De Bismak à Angela Merkel ou au président allemand Köller avec l’infâmante parenthèse de Hitler, de Nachtigal à Alexander DECKMANN, ambassadeur de l’Allemagne au Togo en passant par von Massow, de Kling, von Doering, von François, etc., de Mlapa III à Faure Gnassingbé, en passant par les chefs Adjallé, Olympio, Ajavon, Sylvanus Olympio, Nicolas Grunitzky, le colonel Kleber Dadjo, le Général Gnassingbé Eyadema, 125 ans sont passés. Les hommes ont changé. L’Allemagne, après son geôle gémellaire en Est et Ouest, a fini par retrouver la fibre familiale et à redevenir « un » en 1989, avec une chute fracassante du mur de Berlin. Le Togo, après l’ablation de sa partie occidentale confiée au Royaume-Uni, n’a véritablement pas changé. La partie occidentale est toujours rattachée au Ghana sans que personne ne revendique cette partie du territoire. Les crises de Bakassi entre le Cameroun et le Nigeria n’ont pas inspiré les Togolais pour un semblant de velléité. Entre ces deux pays, les relations ne sont plus les mêmes. Du colonisé au colon, on en est aux relations de  partenariat et de coopération entre les deux pays souverains.

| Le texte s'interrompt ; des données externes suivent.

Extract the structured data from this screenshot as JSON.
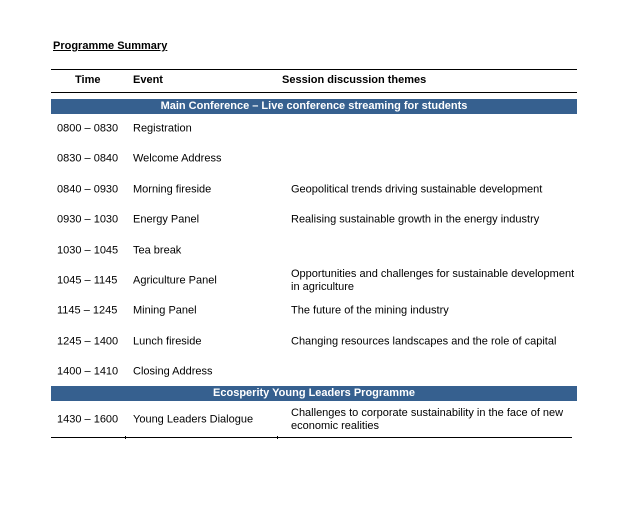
{
  "title": "Programme Summary",
  "headers": {
    "time": "Time",
    "event": "Event",
    "themes": "Session discussion themes"
  },
  "sections": [
    {
      "title": "Main Conference – Live conference streaming for students",
      "rows": [
        {
          "time": "0800 – 0830",
          "event": "Registration",
          "theme": ""
        },
        {
          "time": "0830 – 0840",
          "event": "Welcome Address",
          "theme": ""
        },
        {
          "time": "0840 – 0930",
          "event": "Morning fireside",
          "theme": "Geopolitical trends driving sustainable development"
        },
        {
          "time": "0930 – 1030",
          "event": "Energy Panel",
          "theme": "Realising sustainable growth in the energy industry"
        },
        {
          "time": "1030 – 1045",
          "event": "Tea break",
          "theme": ""
        },
        {
          "time": "1045 – 1145",
          "event": "Agriculture Panel",
          "theme": "Opportunities and challenges for sustainable development in agriculture"
        },
        {
          "time": "1145 – 1245",
          "event": "Mining Panel",
          "theme": "The future of the mining industry"
        },
        {
          "time": "1245 – 1400",
          "event": "Lunch fireside",
          "theme": "Changing resources landscapes and the role of capital"
        },
        {
          "time": "1400 – 1410",
          "event": "Closing Address",
          "theme": ""
        }
      ]
    },
    {
      "title": "Ecosperity Young Leaders Programme",
      "rows": [
        {
          "time": "1430 – 1600",
          "event": "Young Leaders Dialogue",
          "theme": "Challenges to corporate sustainability in the face of new economic realities"
        }
      ]
    }
  ],
  "colors": {
    "band": "#36608f"
  }
}
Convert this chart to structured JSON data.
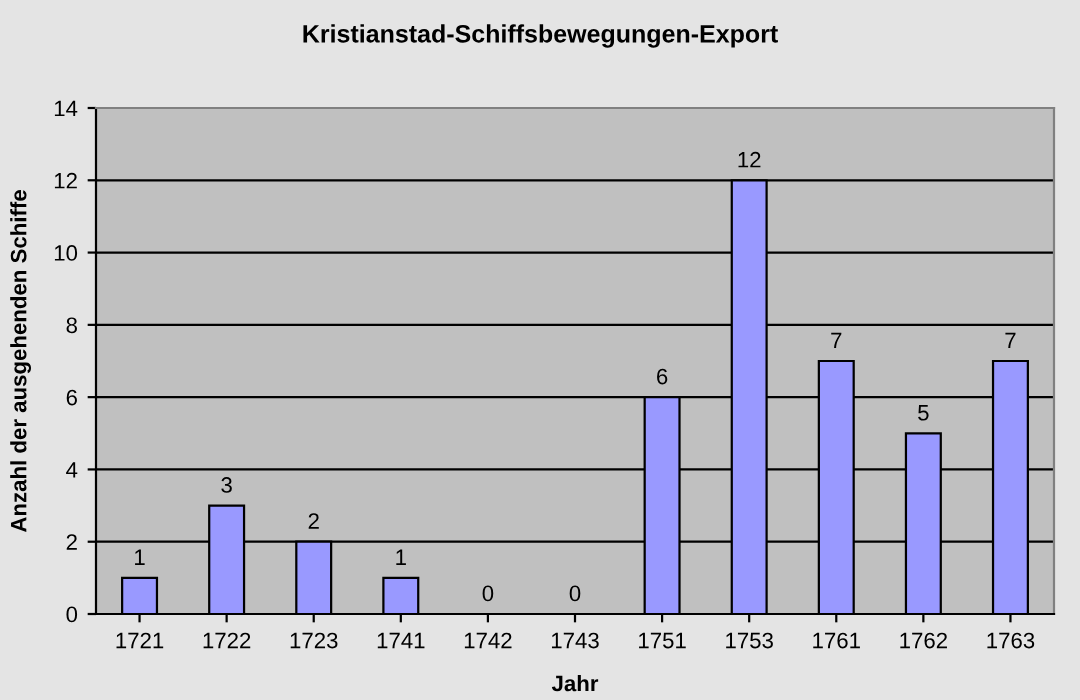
{
  "chart_data": {
    "type": "bar",
    "title": "Kristianstad-Schiffsbewegungen-Export",
    "xlabel": "Jahr",
    "ylabel": "Anzahl der ausgehenden Schiffe",
    "categories": [
      "1721",
      "1722",
      "1723",
      "1741",
      "1742",
      "1743",
      "1751",
      "1753",
      "1761",
      "1762",
      "1763"
    ],
    "values": [
      1,
      3,
      2,
      1,
      0,
      0,
      6,
      12,
      7,
      5,
      7
    ],
    "color": "#9999ff",
    "ylim": [
      0,
      14
    ],
    "yticks": [
      0,
      2,
      4,
      6,
      8,
      10,
      12,
      14
    ],
    "grid": "y",
    "data_labels": true
  }
}
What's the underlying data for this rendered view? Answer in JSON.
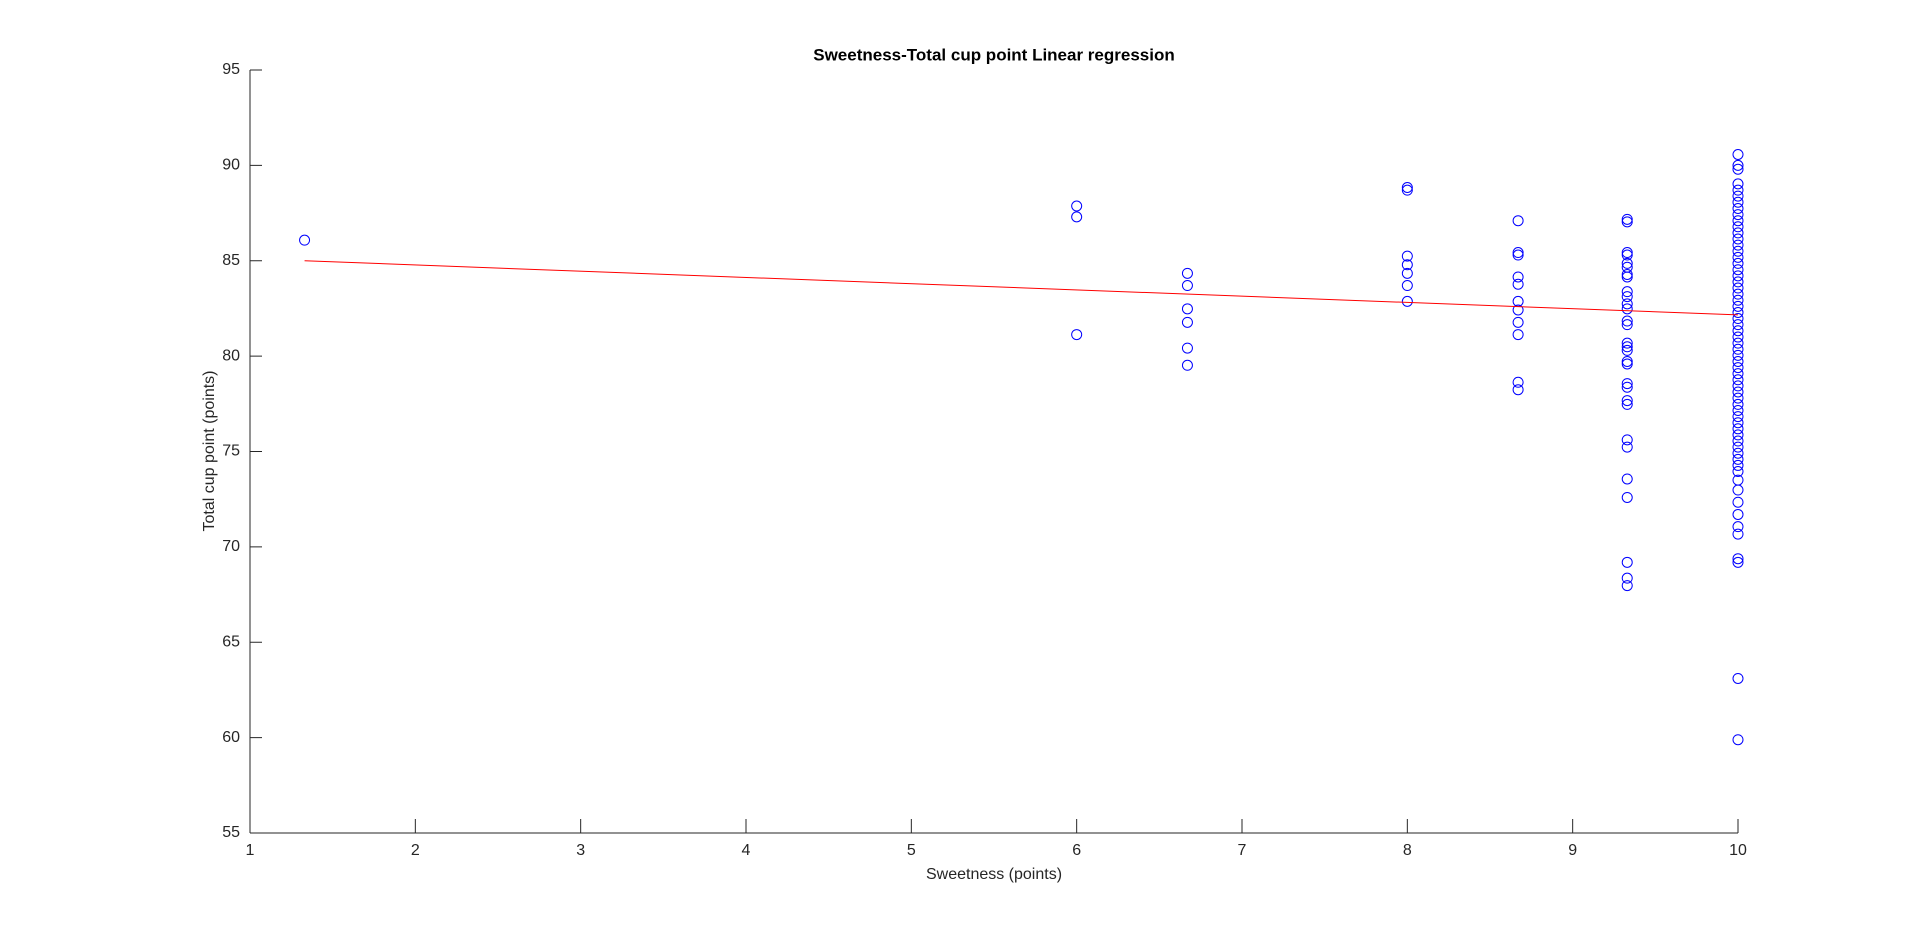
{
  "chart_data": {
    "type": "scatter",
    "title": "Sweetness-Total cup point Linear regression",
    "xlabel": "Sweetness (points)",
    "ylabel": "Total cup point (points)",
    "xlim": [
      1,
      10
    ],
    "xticks": [
      1,
      2,
      3,
      4,
      5,
      6,
      7,
      8,
      9,
      10
    ],
    "ylim": [
      55,
      95
    ],
    "yticks": [
      55,
      60,
      65,
      70,
      75,
      80,
      85,
      90,
      95
    ],
    "grid": false,
    "series": [
      {
        "type": "scatter",
        "color": "#0000ff",
        "x": [
          1.33,
          6,
          6,
          6,
          6.67,
          6.67,
          6.67,
          6.67,
          6.67,
          6.67,
          8,
          8,
          8,
          8,
          8,
          8,
          8,
          8.67,
          8.67,
          8.67,
          8.67,
          8.67,
          8.67,
          8.67,
          8.67,
          8.67,
          8.67,
          8.67,
          9.33,
          9.33,
          9.33,
          9.33,
          9.33,
          9.33,
          9.33,
          9.33,
          9.33,
          9.33,
          9.33,
          9.33,
          9.33,
          9.33,
          9.33,
          9.33,
          9.33,
          9.33,
          9.33,
          9.33,
          9.33,
          9.33,
          9.33,
          9.33,
          9.33,
          9.33,
          9.33,
          9.33,
          9.33,
          9.33,
          10,
          10,
          10,
          10,
          10,
          10,
          10,
          10,
          10,
          10,
          10,
          10,
          10,
          10,
          10,
          10,
          10,
          10,
          10,
          10,
          10,
          10,
          10,
          10,
          10,
          10,
          10,
          10,
          10,
          10,
          10,
          10,
          10,
          10,
          10,
          10,
          10,
          10,
          10,
          10,
          10,
          10,
          10,
          10,
          10,
          10,
          10,
          10,
          10,
          10,
          10,
          10,
          10,
          10,
          10,
          10,
          10,
          10,
          10,
          10,
          10
        ],
        "values": [
          86.08,
          87.87,
          87.3,
          81.13,
          84.34,
          83.7,
          82.48,
          81.77,
          80.42,
          79.52,
          88.84,
          88.7,
          85.24,
          84.79,
          84.34,
          83.7,
          82.87,
          87.1,
          85.43,
          85.3,
          84.15,
          83.77,
          82.87,
          82.42,
          81.77,
          81.13,
          78.63,
          78.24,
          87.17,
          87.04,
          85.43,
          85.3,
          84.86,
          84.66,
          84.28,
          84.15,
          83.38,
          83.12,
          82.74,
          82.48,
          81.84,
          81.65,
          80.68,
          80.49,
          80.3,
          79.72,
          79.59,
          78.56,
          78.37,
          77.67,
          77.47,
          75.61,
          75.23,
          73.56,
          72.59,
          69.19,
          68.36,
          67.97,
          90.57,
          90.0,
          89.8,
          89.03,
          88.7,
          88.39,
          88.07,
          87.74,
          87.42,
          87.1,
          86.78,
          86.46,
          86.14,
          85.82,
          85.5,
          85.18,
          84.86,
          84.53,
          84.21,
          83.89,
          83.57,
          83.25,
          82.93,
          82.61,
          82.29,
          81.97,
          81.65,
          81.33,
          81.0,
          80.68,
          80.36,
          80.04,
          79.72,
          79.4,
          79.08,
          78.76,
          78.44,
          78.12,
          77.8,
          77.47,
          77.15,
          76.83,
          76.51,
          76.19,
          75.87,
          75.55,
          75.23,
          74.91,
          74.59,
          74.27,
          73.95,
          73.5,
          72.98,
          72.34,
          71.7,
          71.06,
          70.67,
          69.38,
          69.19,
          63.1,
          59.89
        ]
      },
      {
        "type": "line",
        "color": "#ff0000",
        "x": [
          1.33,
          10
        ],
        "values": [
          85.0,
          82.16
        ]
      }
    ]
  }
}
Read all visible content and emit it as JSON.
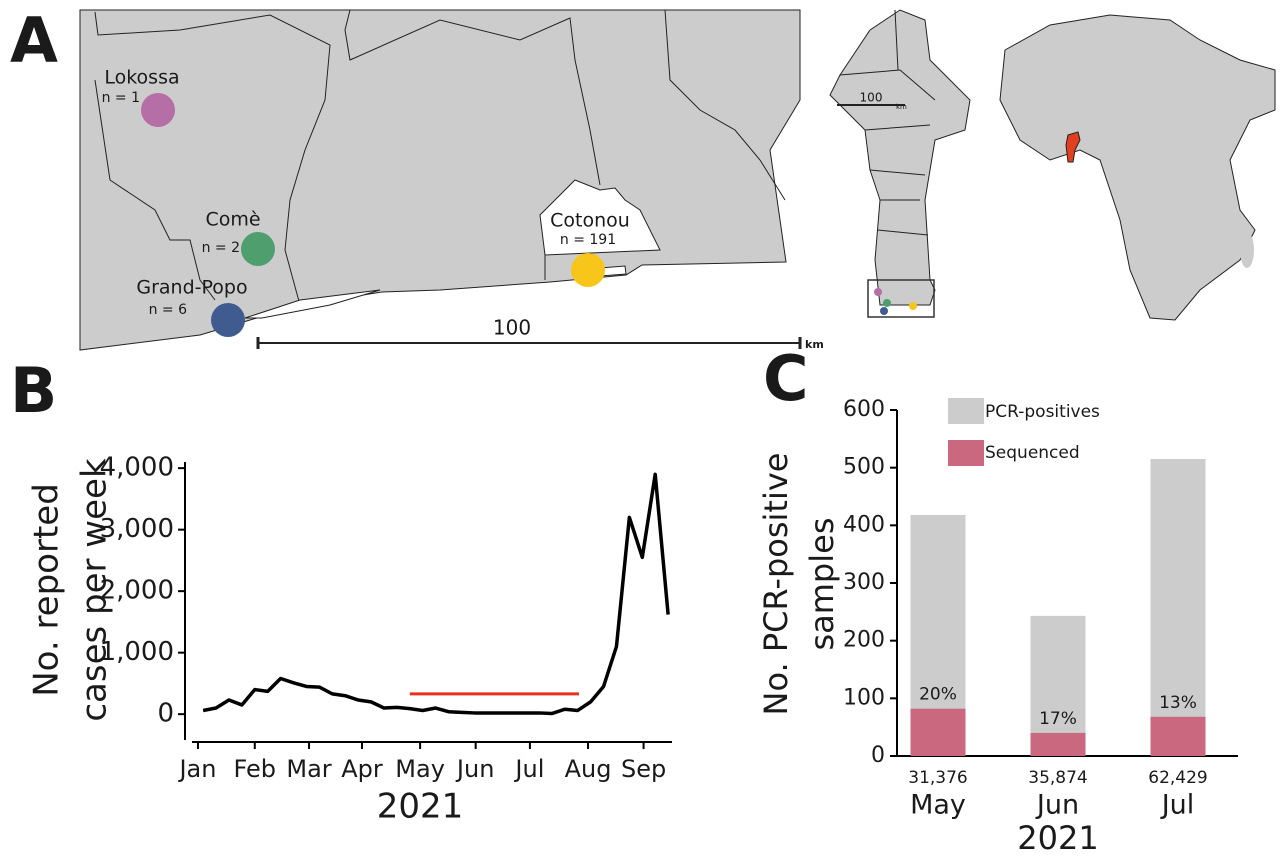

C’est donc dans ce contexte que les fils, les petits-fils et les arrière-petit-fils des colons viennent revisiter l’histoire. Mais une chose est certaine : personne ne contera pourtant la véritable histoire de cette côte, de Lomé à Grand Popo, qui vraisemblablement semble avoir été foulée pour la première fois par les Portugais Joao de Santarem et Pedro de Escobar vers 1470-1475. Qui dira les noms des esclaves emportés par les négriers ? Qui contera l’histoire de cette histoire en blanc et noir entre Blancs et Noirs ? Mais cette expédition aura au moins le devoir de sauver et de restituer certaines reliques d’une histoire d’amour entre deux peuples. C’est le lieu de le dire, le Togo, tel qu’il se présente aujourd’hui est une création de l’Allemagne. Plus qu’un retour dans le passé, c’est aussi un pèlerinage à la genèse d’un pays abandonné à 30 ans qui aujourd’hui a 125 ans.